The most prevalent challenge in software engineering for bug fixing is the triaging process.
It's not whether teams are allocating time to fix bugs or not.
Every company has to spend time fixing bugs. Most of them spent too much or too little.
Only companies with a clear triaging system in place succeed.
If your incoming bug triaging system is unclear or non-existent, you're basically set up to fail over time.
Many systems I tried have failed.
But one stuck over time.
The general guidance is as follows:
- A rotating "on-call" schedule for bug triaging is key
- The bug impact is assessed and triaged—not investigated nor fixed—as they come in
- The triaging exercise should take less than 30 seconds
- The ultimate objective is to ensure a seamless and quick process
Practically, it could look like:
- Each incoming bug is posted somewhere visible to the entire team (I like using Slack or any IM platform)

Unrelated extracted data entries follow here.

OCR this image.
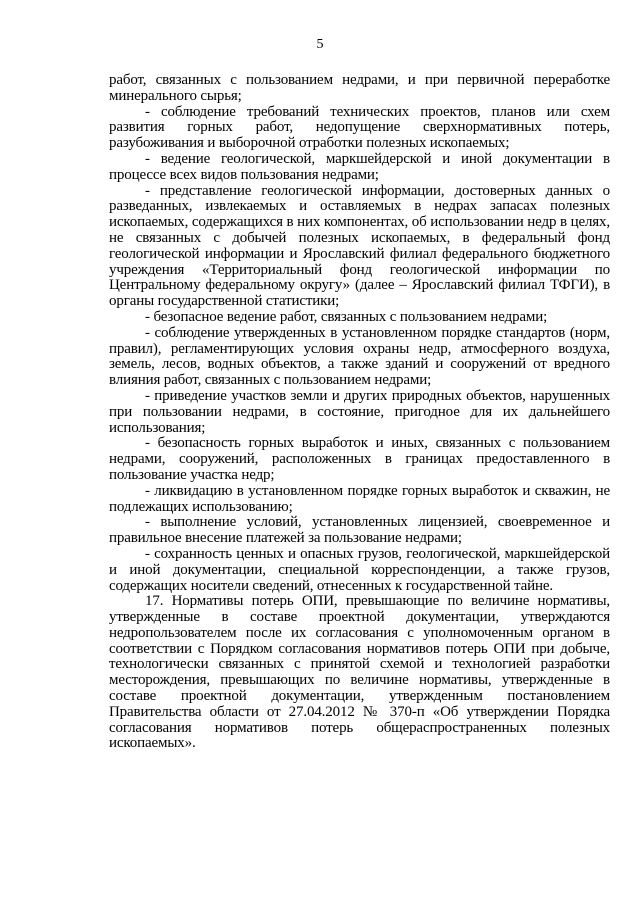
5

работ, связанных с пользованием недрами, и при первичной переработке минерального сырья;

- соблюдение требований технических проектов, планов или схем развития горных работ, недопущение сверхнормативных потерь, разубоживания и выборочной отработки полезных ископаемых;

- ведение геологической, маркшейдерской и иной документации в процессе всех видов пользования недрами;

- представление геологической информации, достоверных данных о разведанных, извлекаемых и оставляемых в недрах запасах полезных ископаемых, содержащихся в них компонентах, об использовании недр в целях, не связанных с добычей полезных ископаемых, в федеральный фонд геологической информации и Ярославский филиал федерального бюджетного учреждения «Территориальный фонд геологической информации по Центральному федеральному округу» (далее – Ярославский филиал ТФГИ), в органы государственной статистики;

- безопасное ведение работ, связанных с пользованием недрами;

- соблюдение утвержденных в установленном порядке стандартов (норм, правил), регламентирующих условия охраны недр, атмосферного воздуха, земель, лесов, водных объектов, а также зданий и сооружений от вредного влияния работ, связанных с пользованием недрами;

- приведение участков земли и других природных объектов, нарушенных при пользовании недрами, в состояние, пригодное для их дальнейшего использования;

- безопасность горных выработок и иных, связанных с пользованием недрами, сооружений, расположенных в границах предоставленного в пользование участка недр;

- ликвидацию в установленном порядке горных выработок и скважин, не подлежащих использованию;

- выполнение условий, установленных лицензией, своевременное и правильное внесение платежей за пользование недрами;

- сохранность ценных и опасных грузов, геологической, маркшейдерской и иной документации, специальной корреспонденции, а также грузов, содержащих носители сведений, отнесенных к государственной тайне.

17. Нормативы потерь ОПИ, превышающие по величине нормативы, утвержденные в составе проектной документации, утверждаются недропользователем после их согласования с уполномоченным органом в соответствии с Порядком согласования нормативов потерь ОПИ при добыче, технологически связанных с принятой схемой и технологией разработки месторождения, превышающих по величине нормативы, утвержденные в составе проектной документации, утвержденным постановлением Правительства области от 27.04.2012 № 370-п «Об утверждении Порядка согласования нормативов потерь общераспространенных полезных ископаемых».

- The on-call engineer (which can include the engineering manager) is responsible for quickly assessing the impact. If the impact is high, then an immediate response ensues. Otherwise, the bug is triaged and moved into a future sprint of work.
- Then, they react to the message when triaged (for visibility purposes to the rest of the team)
- They update the bug/ticket in the respective ticket system based on the assessment
- Go back to other responsibilities
For the success of this system, the triaging exercise absolutely needs to be about triaging.
Not about the investigation of the root cause. Nor trying to replicate it.
An effective system is as frictionless as possible.